Selain itu, Polri juga memanfaatkan media sosial untuk menyebarkan informasi dan meningkatkan kepedulian masyarakat.
Orang Terdekat Sering Jadi Pelaku Kekerasan Seksual Anak
Ketua Umum Komisi Perlindungan Anak Daerah (KPAD) Kota Bekasi, Novrian, membeberkan fakta mencengangkan terkait tingginya angka kekerasan seksual terhadap anak yang justru terjadi di dalam rumah.
Menurutnya, 64% pelaku adalah orang yang dikenal korban, mulai dari ayah kandung, saudara, hingga guru.
Fenomena ini kian memprihatinkan karena mayoritas kasus terjadi di keluarga menengah ke bawah, dengan faktor utama minimnya pendidikan nilai, paparan pornografi, dan lingkungan rumah yang tidak ramah anak.
"Sebagian besar kasus dilakukan oleh orang yang dikenal. Ada oknum ayah kandung, saudara kandung (incest), teman dekat, bahkan guru," ungkap Novrian ketika di hubungi disway.id pada Selasa, 25 November 2025.
"Paparan pornografi dari orang tua, rumah yang sempit, dan tidur bersama tanpa ruang privasi turut menjadi pemicu terjadinya kekerasan seksual," sambung dia.

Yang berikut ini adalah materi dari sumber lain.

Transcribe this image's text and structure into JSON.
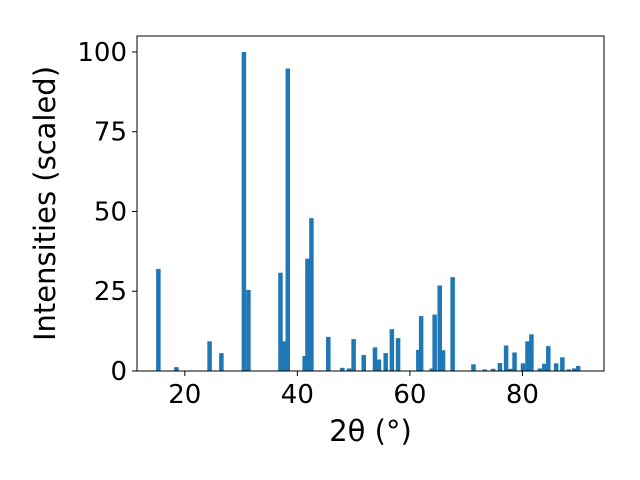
{
  "chart_data": {
    "type": "bar",
    "xlabel": "2θ (°)",
    "ylabel": "Intensities (scaled)",
    "xlim": [
      11.5,
      94.5
    ],
    "ylim": [
      0,
      105
    ],
    "x_ticks": [
      20,
      40,
      60,
      80
    ],
    "y_ticks": [
      0,
      25,
      50,
      75,
      100
    ],
    "bar_width": 0.8,
    "bar_color": "#1f77b4",
    "grid": false,
    "x": [
      15.3,
      18.5,
      24.4,
      26.5,
      30.5,
      31.3,
      37.0,
      37.5,
      38.3,
      41.3,
      41.8,
      42.5,
      45.5,
      48.0,
      49.2,
      50.0,
      51.8,
      53.8,
      54.5,
      55.7,
      56.8,
      57.9,
      61.5,
      62.0,
      63.9,
      64.4,
      65.3,
      65.9,
      67.6,
      71.3,
      73.3,
      74.8,
      76.0,
      77.1,
      77.9,
      78.6,
      80.1,
      80.9,
      81.6,
      83.1,
      83.9,
      84.6,
      86.0,
      87.1,
      88.2,
      89.2,
      89.9
    ],
    "y": [
      32,
      1.2,
      9.3,
      5.6,
      100,
      25.4,
      30.8,
      9.3,
      94.8,
      4.7,
      35.2,
      47.9,
      10.7,
      1.0,
      0.8,
      10.0,
      5.0,
      7.4,
      3.6,
      5.6,
      13.1,
      10.3,
      6.6,
      17.2,
      0.8,
      17.7,
      26.8,
      6.5,
      29.4,
      2.1,
      0.5,
      0.7,
      2.5,
      8.0,
      0.7,
      5.8,
      2.4,
      9.3,
      11.5,
      0.8,
      2.3,
      7.8,
      2.4,
      4.3,
      0.5,
      0.8,
      1.6
    ]
  }
}
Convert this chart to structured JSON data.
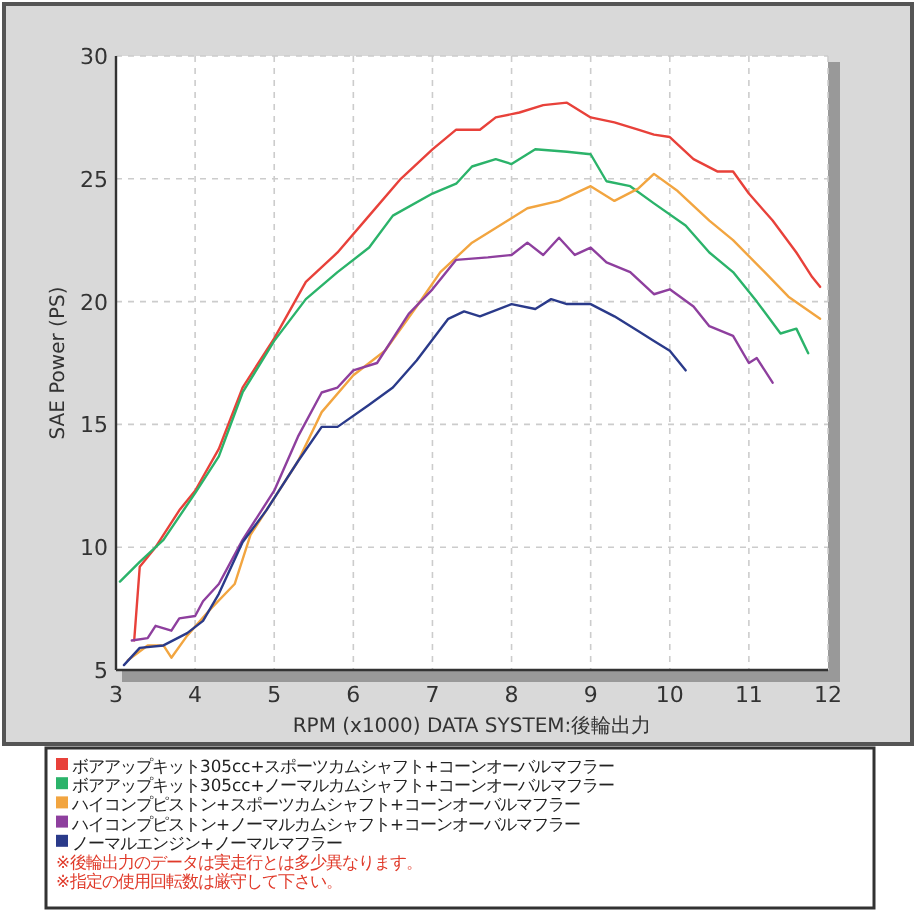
{
  "chart_data": {
    "type": "line",
    "xlabel": "RPM (x1000) DATA SYSTEM:後輪出力",
    "ylabel": "SAE Power (PS)",
    "xlim": [
      3,
      12
    ],
    "ylim": [
      5,
      30
    ],
    "xticks": [
      3,
      4,
      5,
      6,
      7,
      8,
      9,
      10,
      11,
      12
    ],
    "yticks": [
      5,
      10,
      15,
      20,
      25,
      30
    ],
    "grid": true,
    "legend": "bottom",
    "series": [
      {
        "name": "ボアアップキット305cc+スポーツカムシャフト+コーンオーバルマフラー",
        "color": "#e8413a",
        "x": [
          3.23,
          3.3,
          3.5,
          3.8,
          4,
          4.3,
          4.6,
          5,
          5.4,
          5.8,
          6.2,
          6.6,
          7,
          7.3,
          7.6,
          7.8,
          8.1,
          8.4,
          8.7,
          9,
          9.3,
          9.6,
          9.8,
          10,
          10.3,
          10.6,
          10.8,
          11,
          11.3,
          11.6,
          11.8,
          11.9
        ],
        "values": [
          6.2,
          9.2,
          10,
          11.5,
          12.3,
          14,
          16.5,
          18.5,
          20.8,
          22,
          23.5,
          25,
          26.2,
          27,
          27,
          27.5,
          27.7,
          28,
          28.1,
          27.5,
          27.3,
          27,
          26.8,
          26.7,
          25.8,
          25.3,
          25.3,
          24.4,
          23.3,
          22,
          21,
          20.6
        ]
      },
      {
        "name": "ボアアップキット305cc+ノーマルカムシャフト+コーンオーバルマフラー",
        "color": "#2bb36a",
        "x": [
          3.05,
          3.3,
          3.6,
          4,
          4.3,
          4.6,
          5,
          5.4,
          5.8,
          6.2,
          6.5,
          7,
          7.3,
          7.5,
          7.8,
          8,
          8.3,
          8.7,
          9,
          9.2,
          9.5,
          9.8,
          10.2,
          10.5,
          10.8,
          11.1,
          11.4,
          11.6,
          11.75
        ],
        "values": [
          8.6,
          9.4,
          10.3,
          12.2,
          13.7,
          16.3,
          18.4,
          20.1,
          21.2,
          22.2,
          23.5,
          24.4,
          24.8,
          25.5,
          25.8,
          25.6,
          26.2,
          26.1,
          26,
          24.9,
          24.7,
          24,
          23.1,
          22,
          21.2,
          20,
          18.7,
          18.9,
          17.9
        ]
      },
      {
        "name": "ハイコンプピストン+スポーツカムシャフト+コーンオーバルマフラー",
        "color": "#f2a540",
        "x": [
          3.15,
          3.4,
          3.6,
          3.7,
          3.9,
          4.2,
          4.5,
          4.7,
          5,
          5.3,
          5.6,
          6,
          6.4,
          6.8,
          7.1,
          7.5,
          7.8,
          8.2,
          8.6,
          9,
          9.3,
          9.6,
          9.8,
          10.1,
          10.5,
          10.8,
          11.2,
          11.5,
          11.9
        ],
        "values": [
          5.4,
          6,
          6,
          5.5,
          6.4,
          7.5,
          8.5,
          10.5,
          12,
          13.5,
          15.5,
          17,
          18,
          19.8,
          21.2,
          22.4,
          23,
          23.8,
          24.1,
          24.7,
          24.1,
          24.6,
          25.2,
          24.5,
          23.3,
          22.5,
          21.2,
          20.2,
          19.3
        ]
      },
      {
        "name": "ハイコンプピストン+ノーマルカムシャフト+コーンオーバルマフラー",
        "color": "#8e3f9e",
        "x": [
          3.2,
          3.4,
          3.5,
          3.7,
          3.8,
          4,
          4.1,
          4.3,
          4.6,
          5,
          5.3,
          5.6,
          5.8,
          6,
          6.3,
          6.7,
          7,
          7.3,
          7.7,
          8,
          8.2,
          8.4,
          8.6,
          8.8,
          9,
          9.2,
          9.5,
          9.8,
          10,
          10.3,
          10.5,
          10.8,
          11,
          11.1,
          11.3
        ],
        "values": [
          6.2,
          6.3,
          6.8,
          6.6,
          7.1,
          7.2,
          7.8,
          8.5,
          10.3,
          12.3,
          14.5,
          16.3,
          16.5,
          17.2,
          17.5,
          19.5,
          20.5,
          21.7,
          21.8,
          21.9,
          22.4,
          21.9,
          22.6,
          21.9,
          22.2,
          21.6,
          21.2,
          20.3,
          20.5,
          19.8,
          19,
          18.6,
          17.5,
          17.7,
          16.7
        ]
      },
      {
        "name": "ノーマルエンジン+ノーマルマフラー",
        "color": "#2a3a8a",
        "x": [
          3.1,
          3.3,
          3.6,
          3.9,
          4.1,
          4.3,
          4.6,
          4.9,
          5.3,
          5.6,
          5.8,
          6.2,
          6.5,
          6.8,
          7.2,
          7.4,
          7.6,
          8,
          8.3,
          8.5,
          8.7,
          9,
          9.3,
          9.6,
          9.8,
          10,
          10.2
        ],
        "values": [
          5.2,
          5.9,
          6,
          6.5,
          7,
          8.1,
          10.2,
          11.5,
          13.5,
          14.9,
          14.9,
          15.8,
          16.5,
          17.6,
          19.3,
          19.6,
          19.4,
          19.9,
          19.7,
          20.1,
          19.9,
          19.9,
          19.4,
          18.8,
          18.4,
          18,
          17.2
        ]
      }
    ],
    "annotations": [
      "※後輪出力のデータは実走行とは多少異なります。",
      "※指定の使用回転数は厳守して下さい。"
    ]
  }
}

Novrian menjelaskan bahwa hampir semua kasus kekerasan seksual terhadap anak tidak terungkap atas inisiatif korban, melainkan akibat trigger dari pihak lain.
"Anak-anak itu takut mengungkap. Biasanya kasus terungkap bukan karena anak bercerita, tapi karena ada pemicu dari luar," jelasnya.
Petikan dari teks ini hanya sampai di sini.